At Ambrit International School in Rome, Italy, Kumar-Kumari Yantra Yoga has been offered as an after-school activity for well over ten years. The hour long class, once a week, for children 6 to 9 years of age, has room for 12-13 students due to the teaching space which is a very large classroom where tables are moved aside and mats placed on the floor.
The class has always been full, and sometimes there is even a waiting list. Nearly all the children remain a full year even though they have the choice to change after-school activities twice in the school year. It has been wonderful to see some children remain even for two and three years. They become capable assistants in the class, leading warm-ups and demonstrating the more complicated movements and explaining the sounds used with the breathing in kumar-kumari yoga. At the end of the lesson, all the children help roll up the mats and sit down together for pizza, biscuits and something to drink.
This last year, some of the children thought we should get more students to join the group so they advertised the club by making and placing posters around the school stating, ‘Yoga is COOL’, ‘Kumar-Kumari makes you the strongest’ and even, ‘K.K.Yoga makes you like Michael Jackson’. Well, interesting!
Over the years of teaching Kumar-Kumari Yantra Yoga, I have been approached numerous times by parents and teachers who are more than ready to send their ‘over-active’ boys and girls to the class in the hopes of an instant calming effect on the child. What I can see as results of the weekly class are children learning to form a group and work together, and each child beginning to understand his/her own breathing, and coordination of movements to that breathing. I sometimes read to them a description of the benefits of one of the Kumar-Kumari movements. The youngsters have their own way to describe the benefits using words like ‘I feel calm, stronger, I just feel better’.
The opportunity to expand Kumar-Kumari Yoga within Ambrit’s school took place this last year when I became free from day to day work as a Nursery teacher — Yes, I finally retired after teaching 29 years at the school. And, all the more, the motivation to do this came when I received my Kumar-Kumari teaching certificate/diploma in Tenerife’s Teacher Training last November, 2016.
When I sent an email to Ambrit administation and staff about being available to present yoga in classes, requests came in from a number of teachers as varied as a 10 minute warm up class for 3 year olds in Nursery to ’taking over’ the Middle School physical education classes.

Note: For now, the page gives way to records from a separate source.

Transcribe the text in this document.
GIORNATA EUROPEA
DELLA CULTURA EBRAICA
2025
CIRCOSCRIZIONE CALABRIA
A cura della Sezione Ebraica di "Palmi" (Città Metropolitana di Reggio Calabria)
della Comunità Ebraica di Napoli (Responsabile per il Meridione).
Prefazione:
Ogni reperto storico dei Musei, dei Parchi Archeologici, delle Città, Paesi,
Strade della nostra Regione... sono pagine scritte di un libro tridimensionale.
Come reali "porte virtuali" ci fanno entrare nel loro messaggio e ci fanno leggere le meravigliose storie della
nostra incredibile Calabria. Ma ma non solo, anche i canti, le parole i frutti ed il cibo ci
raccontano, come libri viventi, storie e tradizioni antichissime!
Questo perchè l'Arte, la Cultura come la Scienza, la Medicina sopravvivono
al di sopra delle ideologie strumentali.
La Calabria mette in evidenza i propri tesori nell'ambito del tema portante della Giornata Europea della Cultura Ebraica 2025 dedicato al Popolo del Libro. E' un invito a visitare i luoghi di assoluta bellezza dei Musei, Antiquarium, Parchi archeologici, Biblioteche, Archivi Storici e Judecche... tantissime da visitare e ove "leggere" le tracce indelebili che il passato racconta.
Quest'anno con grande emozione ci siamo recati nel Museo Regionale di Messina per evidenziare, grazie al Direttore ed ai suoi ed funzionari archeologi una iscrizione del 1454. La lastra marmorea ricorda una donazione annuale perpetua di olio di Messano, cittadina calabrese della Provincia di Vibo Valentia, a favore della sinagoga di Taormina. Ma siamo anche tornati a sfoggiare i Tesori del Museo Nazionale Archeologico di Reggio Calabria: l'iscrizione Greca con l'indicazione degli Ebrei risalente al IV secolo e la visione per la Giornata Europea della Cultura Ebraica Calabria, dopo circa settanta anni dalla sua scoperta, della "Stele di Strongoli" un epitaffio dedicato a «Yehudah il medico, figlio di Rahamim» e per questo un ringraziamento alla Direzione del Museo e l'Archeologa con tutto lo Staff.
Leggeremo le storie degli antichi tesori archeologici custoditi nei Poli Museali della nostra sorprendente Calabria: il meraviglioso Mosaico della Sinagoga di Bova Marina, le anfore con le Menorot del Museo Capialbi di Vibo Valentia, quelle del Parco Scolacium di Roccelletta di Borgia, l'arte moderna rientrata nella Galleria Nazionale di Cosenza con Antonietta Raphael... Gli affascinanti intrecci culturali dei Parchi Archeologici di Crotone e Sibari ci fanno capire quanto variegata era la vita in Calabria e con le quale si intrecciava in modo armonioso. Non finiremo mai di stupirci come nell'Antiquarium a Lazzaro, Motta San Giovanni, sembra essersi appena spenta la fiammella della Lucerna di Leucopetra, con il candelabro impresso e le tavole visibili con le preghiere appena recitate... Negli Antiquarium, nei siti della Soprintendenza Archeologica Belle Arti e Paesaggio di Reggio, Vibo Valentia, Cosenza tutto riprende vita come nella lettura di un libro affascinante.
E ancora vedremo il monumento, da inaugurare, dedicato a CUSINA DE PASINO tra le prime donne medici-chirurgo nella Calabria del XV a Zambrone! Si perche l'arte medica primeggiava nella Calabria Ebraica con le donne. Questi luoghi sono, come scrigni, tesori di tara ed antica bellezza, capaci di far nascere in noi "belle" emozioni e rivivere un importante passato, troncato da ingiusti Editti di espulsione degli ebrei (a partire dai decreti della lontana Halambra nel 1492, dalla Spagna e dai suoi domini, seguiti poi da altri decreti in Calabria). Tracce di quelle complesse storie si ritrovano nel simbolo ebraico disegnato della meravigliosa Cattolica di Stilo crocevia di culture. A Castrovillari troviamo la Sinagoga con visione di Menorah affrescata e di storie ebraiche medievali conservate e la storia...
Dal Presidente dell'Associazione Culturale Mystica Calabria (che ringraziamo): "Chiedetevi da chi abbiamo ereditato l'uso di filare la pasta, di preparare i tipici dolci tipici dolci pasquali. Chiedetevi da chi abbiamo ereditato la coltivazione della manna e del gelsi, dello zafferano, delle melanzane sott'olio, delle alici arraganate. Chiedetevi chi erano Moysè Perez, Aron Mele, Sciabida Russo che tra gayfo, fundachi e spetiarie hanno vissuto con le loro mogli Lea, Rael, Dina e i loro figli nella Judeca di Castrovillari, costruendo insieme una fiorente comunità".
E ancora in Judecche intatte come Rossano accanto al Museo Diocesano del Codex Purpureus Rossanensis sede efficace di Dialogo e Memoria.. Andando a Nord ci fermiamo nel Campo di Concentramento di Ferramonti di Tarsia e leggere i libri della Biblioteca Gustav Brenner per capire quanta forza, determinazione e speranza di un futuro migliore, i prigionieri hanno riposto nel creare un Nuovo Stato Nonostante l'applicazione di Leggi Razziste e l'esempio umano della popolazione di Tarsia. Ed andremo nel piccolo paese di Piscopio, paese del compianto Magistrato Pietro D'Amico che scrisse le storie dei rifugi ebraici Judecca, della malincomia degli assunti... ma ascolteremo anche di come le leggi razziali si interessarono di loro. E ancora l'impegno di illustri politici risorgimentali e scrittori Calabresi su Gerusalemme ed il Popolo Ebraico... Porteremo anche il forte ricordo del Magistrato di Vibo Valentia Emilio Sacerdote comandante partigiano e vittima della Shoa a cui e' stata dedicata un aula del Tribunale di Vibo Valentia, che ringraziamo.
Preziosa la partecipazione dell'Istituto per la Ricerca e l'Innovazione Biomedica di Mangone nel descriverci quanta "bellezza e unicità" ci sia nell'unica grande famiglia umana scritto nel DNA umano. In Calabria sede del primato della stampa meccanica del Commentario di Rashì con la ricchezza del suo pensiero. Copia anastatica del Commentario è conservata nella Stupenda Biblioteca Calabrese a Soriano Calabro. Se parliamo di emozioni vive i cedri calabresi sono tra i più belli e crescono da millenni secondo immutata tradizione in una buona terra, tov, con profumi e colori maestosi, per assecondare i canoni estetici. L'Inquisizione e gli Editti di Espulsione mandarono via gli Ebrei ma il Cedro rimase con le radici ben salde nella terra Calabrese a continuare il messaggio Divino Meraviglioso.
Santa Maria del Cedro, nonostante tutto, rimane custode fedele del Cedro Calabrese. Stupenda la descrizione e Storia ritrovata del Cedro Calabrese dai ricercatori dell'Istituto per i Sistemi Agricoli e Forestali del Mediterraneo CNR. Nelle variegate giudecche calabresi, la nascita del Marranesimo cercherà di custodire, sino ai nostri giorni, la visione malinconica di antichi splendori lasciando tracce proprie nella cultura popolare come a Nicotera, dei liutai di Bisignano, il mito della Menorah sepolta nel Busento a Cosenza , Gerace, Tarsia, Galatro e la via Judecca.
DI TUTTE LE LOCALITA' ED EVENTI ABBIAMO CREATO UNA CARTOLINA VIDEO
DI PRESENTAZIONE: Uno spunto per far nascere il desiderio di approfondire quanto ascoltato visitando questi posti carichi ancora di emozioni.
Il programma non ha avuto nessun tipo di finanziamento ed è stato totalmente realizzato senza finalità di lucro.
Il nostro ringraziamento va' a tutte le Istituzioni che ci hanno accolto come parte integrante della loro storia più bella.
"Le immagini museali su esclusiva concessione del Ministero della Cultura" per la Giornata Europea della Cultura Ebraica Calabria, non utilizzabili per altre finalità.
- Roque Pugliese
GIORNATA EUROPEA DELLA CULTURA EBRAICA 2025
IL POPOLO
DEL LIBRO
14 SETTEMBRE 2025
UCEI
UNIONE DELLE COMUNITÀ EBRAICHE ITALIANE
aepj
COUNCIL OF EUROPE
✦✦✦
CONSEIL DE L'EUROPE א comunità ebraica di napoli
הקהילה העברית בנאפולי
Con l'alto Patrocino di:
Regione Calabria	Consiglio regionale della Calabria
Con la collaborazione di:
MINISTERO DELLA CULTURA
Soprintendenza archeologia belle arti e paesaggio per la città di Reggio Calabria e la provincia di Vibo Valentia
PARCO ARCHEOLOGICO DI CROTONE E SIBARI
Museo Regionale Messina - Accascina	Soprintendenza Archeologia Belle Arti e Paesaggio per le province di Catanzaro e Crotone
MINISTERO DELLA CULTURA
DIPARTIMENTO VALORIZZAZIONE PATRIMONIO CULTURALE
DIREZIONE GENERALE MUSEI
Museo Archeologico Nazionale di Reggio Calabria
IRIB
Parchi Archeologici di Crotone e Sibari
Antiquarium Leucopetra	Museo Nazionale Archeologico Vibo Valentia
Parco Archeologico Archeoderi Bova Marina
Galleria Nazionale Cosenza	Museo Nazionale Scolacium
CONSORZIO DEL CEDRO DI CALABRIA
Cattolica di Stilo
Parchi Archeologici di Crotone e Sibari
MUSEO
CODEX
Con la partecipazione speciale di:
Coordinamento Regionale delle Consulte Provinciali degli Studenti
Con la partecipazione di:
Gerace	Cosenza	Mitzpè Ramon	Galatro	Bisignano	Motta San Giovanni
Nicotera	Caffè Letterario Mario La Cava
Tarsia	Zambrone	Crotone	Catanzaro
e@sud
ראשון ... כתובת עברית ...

When the first grade classrooms had a unit on ‘What Makes a Healthy Body’ , I was asked to present Kumar Kumari in each of the 3 classrooms for a 20 to 30 minute period. The children and space available in each class was different. But there was room to present the beginning purification breathing and some of the different tsigjon and lungsang exercises. Though brief, it gave the students a beginning experience and possible interest in learning more about children’s yantra yoga.
Through the year, indoor and outdoor spaces were used. In the school early childhood garden, it was easy to call over a group of children, form a group and do some stretching and movments on the grass. As a substitute teacher in classrooms, a set of kumar kumari’s purification breathing, a few other movements and closing breathing, was a new way to start the day.
In March, the school counselor asked if I would offer an hour long yoga lesson in each of the 8th grade classes (13 years old) as one of the activities in their study of handling stress. The large school classroom became a ‘fitness center’ with 20 mats placed on the floor. The young teens were surprised by how ACTIVE this yoga was, calling out ‘hey this isn’t yoga, this is a gym class.’ They followed a set of warm ups, beginning breathing, and did nearly all the tsigjon and a sample of lungsang and yantra movements. The emphasis was both to have them note their breathing and to attempt to tire them out giving them then the time to relax totally at the end, lying on their mats, noting how they felt. Their reactions about kumar kumari were varied, from ‘yeah, I like it’ to ‘hey I might try it out’, to ‘now I’m even more stressed out, cause it was something really new’. An article and photos about the yoga classes were sent out to parents and teachers in the school’s monthly electronic newsletter.
What are the possibilities for the next school year? Certainly a continuation of the after school club, Kumar Kumari, Yoga to Grow On. A return visit to the 8th grade classes has already been requested. And there may be the development of a unit on kumar kumari yoga as part of the 5th-6th grade physical education program…. that’s work in progress.
Again and again, I thank my Teacher, Chogyal Namkhai Norbu for this precious teaching to children; it is a great help for them and is a particular, wonderful means for yantra yoga teachers, child educators and parents to intoduce yantra yoga movements and an understanding of breathing. Within a school setting, in whatever setting, the benefits are immense for children as they grow and develop.